Tuesday, January 31, 2012

Not learning steno: Day Five

Sorry - deadlines.

I was struck by the fact that stenography makes transcription a lot more lucrative than QWERTY typing. Here are a brief list of links to transcription job services I found with fifteen minutes' research a couple of days ago.

Sunday, January 29, 2012

Learning steno: Day Three

Still just chugging along in blind letter mode on Fly. I do a short warmup with the input chord and key highlighting displayed, then turn it off and see how many chords I can remember without looking. I'm getting better.

Interesting article in Wired on learning: recall is the best reinforcement, but it's most effective if you just barely recall the thing you're learning. Practice again too soon, and you're not learning as effectively as if you've nearly forgotten everything. I'm running Fly for ten minutes or so, twice a day, and I think it's probably about as effective as it could get.

Saturday, January 28, 2012

Fly: chord memorization drill

I think the first thing I need to do is chord memorization. I'm finding that if the chord is displayed anywhere on the screen, I simply type the chord, without actually really thinking about the letter it represents - this is bad.

So what I can do is turn off the input chord display and letter highlighting; I keep the steno key display on because I'm still memorizing the key positions (although I have to admit I've nearly got them down after only about fifteen minutes' total practice). I can then re-enable input chord display when I get stuck, which at this point is essentially for any chord that's more than one letter, except Q = KW, which is easy.

The problem with this is I have to take my hands off the keyboard and click the mouse. It would be way better to hit a key combination and have a chord hint displayed for half a second, after which it would automatically disappear again. That shouldn't be too hard.

Friday, January 27, 2012

Learning steno, Day One

Right now I'm just going through the Fly letter mode to get a feel for where the keys are. I did about ten minutes earlier, and my goal is to spend maybe half an hour each day, which I will deduct from my Reddit time, so no freaking harm done.

As a note - I thought I was a fast typist. In fact, I know I'm a fast typist. I'm just ... not as fast as I thought. 75-85 wpm. In fact:
Typing Test ScoreTyping Test Score
There's the two badges I just earned at the first response on Google if you want to try it as well. Let's just say my typical typing speed, when focused, is about 80 wpm.

Here's the thing. My income as a technical translator depends almost entirely on my typing speed. I translate about 4000 words per nominal day. At 80 wpm, that's 50 minutes of typing, but of course I can't actually maintain that speed (I felt as though my speed on the test was faster than usual, more fluid - and I spend a lot of time correcting mistakes, which I didn't bother with on the test; steno is reportedly more accurate due to its built-in understanding that you're typing English). 4000 words takes me four to five hours, mostly due to fatigue and boredom; depending on the source text, surprisingly little of that time is spent looking up terminology.

My feeling (and my hope) is that faster typing will increase my throughput and comfort, allowing me to handle more words per day comfortably. Because if it's day in and day out, comfort is paramount.

The only thing I've done during my translation career to improve throughput is a typing accelerator, which I use for words I see often.
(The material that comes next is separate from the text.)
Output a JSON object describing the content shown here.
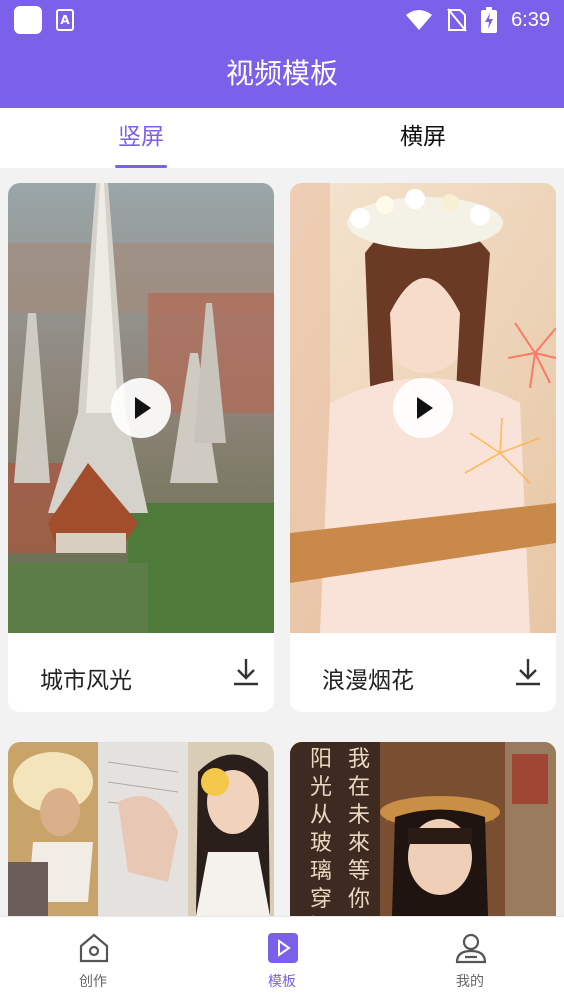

What "often" means varies. I hope to replace the typing accelerator with Plover, actually (which means I'll be subverting Plover to a certain extent), and we'll see just how difficult that ends up being. But when I started to use the typing accelerator, my output increased sharply, by about 20%. Hence my great hope for steno.

So, Day One. 80 wpm on qwerty, and that's my goal for steno, as quickly as possible.

Fly on Windows working

Plover itself (which is embedded in Fly) uses a thread to listen for keyboard events. This is entirely appropriate for Plover, but not good for Pygame, so I disabled it; I think we're going to want to redesign Plover/Windows a bit to move that thread out where it won't bother us.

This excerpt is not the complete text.